5. How are CCBHCs in your state coordinating with hospitals to obtain discharge notifications of inpatient/ED visits?

a. Are CCBHCs obtaining inpatient/emergency department discharge information from hospitals?

  • If not, why not (e.g., what are the primary barriers)?

b. Are records obtained electronically? Via fax?

E. Quality of care

1. How are quality measures data going to be collected during the demonstration?

Probe for:

a. CCBHC reported measures (9 required)

  • New clients – days until initial evaluation/percent of new clients evaluated within 10 days

  • Preventive care and screening: BMI

  • Preventive care and screening: Tobacco

  • Preventive care and screening: Alcohol

  • Weight assessment/nutrition counseling; Phys Activity for child/adolescent

  • Child/adolescent: MDD-Suicide risk

  • Adult: MDD-Suicide risk

  • Depression screening and follow-up plan

  • Depression remission- 12 months

b.
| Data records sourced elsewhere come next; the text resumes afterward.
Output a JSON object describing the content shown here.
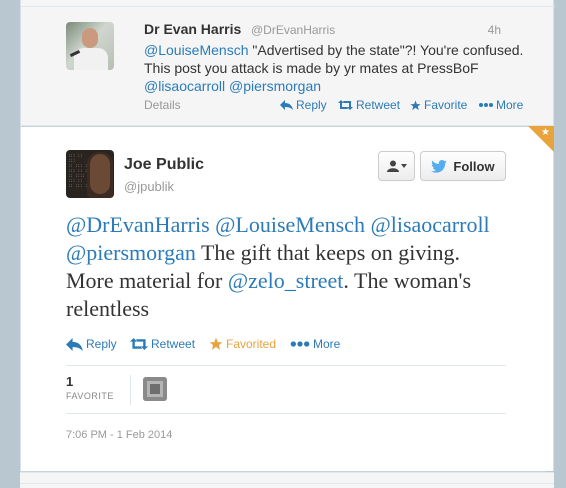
{
  "parent_tweet": {
    "name": "Dr Evan Harris",
    "handle": "@DrEvanHarris",
    "time": "4h",
    "text_mention1": "@LouiseMensch",
    "text_part1": " \"Advertised by the state\"?! You're confused. This post you attack is made by yr mates at PressBoF ",
    "text_mention2": "@lisaocarroll",
    "text_space": " ",
    "text_mention3": "@piersmorgan",
    "details_label": "Details",
    "reply_label": "Reply",
    "retweet_label": "Retweet",
    "favorite_label": "Favorite",
    "more_label": "More"
  },
  "main_tweet": {
    "name": "Joe Public",
    "handle": "@jpublik",
    "follow_label": "Follow",
    "text_mention1": "@DrEvanHarris",
    "text_mention2": "@LouiseMensch",
    "text_mention3": "@lisaocarroll",
    "text_mention4": "@piersmorgan",
    "text_part1": " The gift that keeps on giving. More material for ",
    "text_mention5": "@zelo_street",
    "text_part2": ". The woman's relentless",
    "reply_label": "Reply",
    "retweet_label": "Retweet",
    "favorited_label": "Favorited",
    "more_label": "More",
    "favorite_count": "1",
    "favorite_stat_label": "FAVORITE",
    "timestamp": "7:06 PM - 1 Feb 2014"
  },
  "colors": {
    "link": "#2b7bb9",
    "favorite_accent": "#e8a33c",
    "muted": "#999999"
  },
  "icons": [
    "reply-icon",
    "retweet-icon",
    "favorite-star-icon",
    "more-dots-icon",
    "user-menu-icon",
    "twitter-bird-icon"
  ]
}
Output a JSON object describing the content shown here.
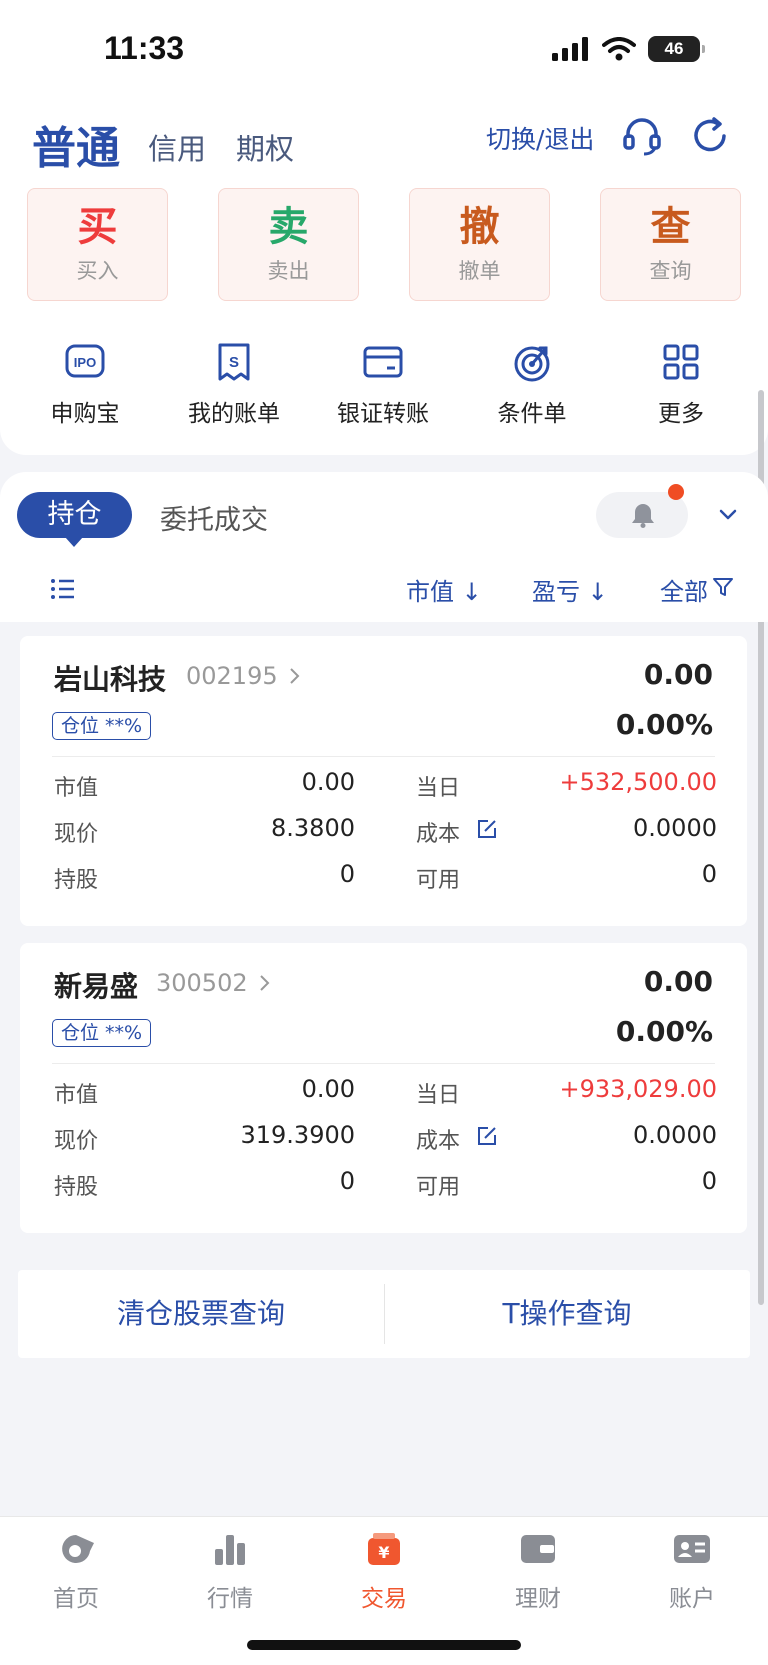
{
  "status": {
    "time": "11:33",
    "battery": "46"
  },
  "header": {
    "tabs": [
      {
        "label": "普通"
      },
      {
        "label": "信用"
      },
      {
        "label": "期权"
      }
    ],
    "switch_label": "切换/退出"
  },
  "actions": [
    {
      "big": "买",
      "small": "买入",
      "color": "#ee3c3c"
    },
    {
      "big": "卖",
      "small": "卖出",
      "color": "#27a86a"
    },
    {
      "big": "撤",
      "small": "撤单",
      "color": "#c85a1e"
    },
    {
      "big": "查",
      "small": "查询",
      "color": "#c85a1e"
    }
  ],
  "quick": [
    {
      "label": "申购宝",
      "icon": "ipo-icon"
    },
    {
      "label": "我的账单",
      "icon": "bill-icon"
    },
    {
      "label": "银证转账",
      "icon": "card-icon"
    },
    {
      "label": "条件单",
      "icon": "target-icon"
    },
    {
      "label": "更多",
      "icon": "grid-icon"
    }
  ],
  "positions": {
    "tab_active": "持仓",
    "tab_other": "委托成交",
    "sort_value": "市值 ↓",
    "sort_pnl": "盈亏 ↓",
    "filter": "全部"
  },
  "stocks": [
    {
      "name": "岩山科技",
      "code": "002195",
      "value": "0.00",
      "pct": "0.00%",
      "badge": "仓位 **%",
      "labels": {
        "mkt": "市值",
        "day": "当日",
        "price": "现价",
        "cost": "成本",
        "shares": "持股",
        "avail": "可用"
      },
      "mkt": "0.00",
      "day": "+532,500.00",
      "price": "8.3800",
      "cost": "0.0000",
      "shares": "0",
      "avail": "0"
    },
    {
      "name": "新易盛",
      "code": "300502",
      "value": "0.00",
      "pct": "0.00%",
      "badge": "仓位 **%",
      "labels": {
        "mkt": "市值",
        "day": "当日",
        "price": "现价",
        "cost": "成本",
        "shares": "持股",
        "avail": "可用"
      },
      "mkt": "0.00",
      "day": "+933,029.00",
      "price": "319.3900",
      "cost": "0.0000",
      "shares": "0",
      "avail": "0"
    }
  ],
  "query": {
    "clear": "清仓股票查询",
    "t_op": "T操作查询"
  },
  "nav": [
    {
      "label": "首页",
      "icon": "home-icon"
    },
    {
      "label": "行情",
      "icon": "chart-icon"
    },
    {
      "label": "交易",
      "icon": "trade-icon",
      "active": true
    },
    {
      "label": "理财",
      "icon": "wallet-icon"
    },
    {
      "label": "账户",
      "icon": "account-icon"
    }
  ],
  "colors": {
    "accent": "#2a4ea8",
    "up": "#ee3c3c",
    "nav_active": "#f0572f"
  }
}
State reported measures (12 required)

  • Housing status

  • Follow-up after discharge from emergency department for mental health

  • Follow-up after discharge from emergency department for substance use disorders

  • Plan all-cause readmission rate

  • Diabetes screening for individuals with schizophrenia or bipolar disorder using antipsychotic meds

  • Adherence to antipsychotic medication for individuals with schizophrenia

  • Adult (21+): Follow-up after hospitalization for mental illness

  • Child/adolescent: Follow-up after hospitalization for mental illness

  • Follow-up for children prescribed ADHD medication

  • Antidepressant medication management

  • Initiation/engagement of substance use disorder treatment

  • Patient/family experience of care (Survey Measures)

c. Who is responsible for collecting quality data when care is covered by an MCO or provided by a DCO?

2. How will quality measures data be used during the demonstration (e.g., performance monitoring)?

a. Reporting to CCBHC?

b. Compliance monitoring?

c. Quality bonus payment?

d. Public reporting?

e. Other benchmarking?

3. How will information on CCBHC quality measures be shared among various state agencies, with CCBHCs, consumers, families, and with the public?

a. How will CCBHC quality data be shared between clinics, managed care organizations, state Medicaid offices and state mental health departments?

b. How will this information be used?

4. Does your state currently require CMHCs or other behavioral health providers to report quality measures?

a. If so, which measures?

b. Which providers?

c. What is done with the information?

5. Does your state analyze claims data to help improve the quality of behavioral health care?

a. Does the state share claims data with the office(s) of mental health and substance use disorders?

b. How is the information used?

c. How does your state collect data on the National Outcomes Measures (NOMs) to meet your block grant reporting obligations?

d. Does your state share Health Care Effectiveness Data Information Set (HEDIS) and Medicaid core set analyses with your agency?

6. Does the state office of mental health (OMH) and/or substance use disorders monitor utilization of care in the CCBHCs?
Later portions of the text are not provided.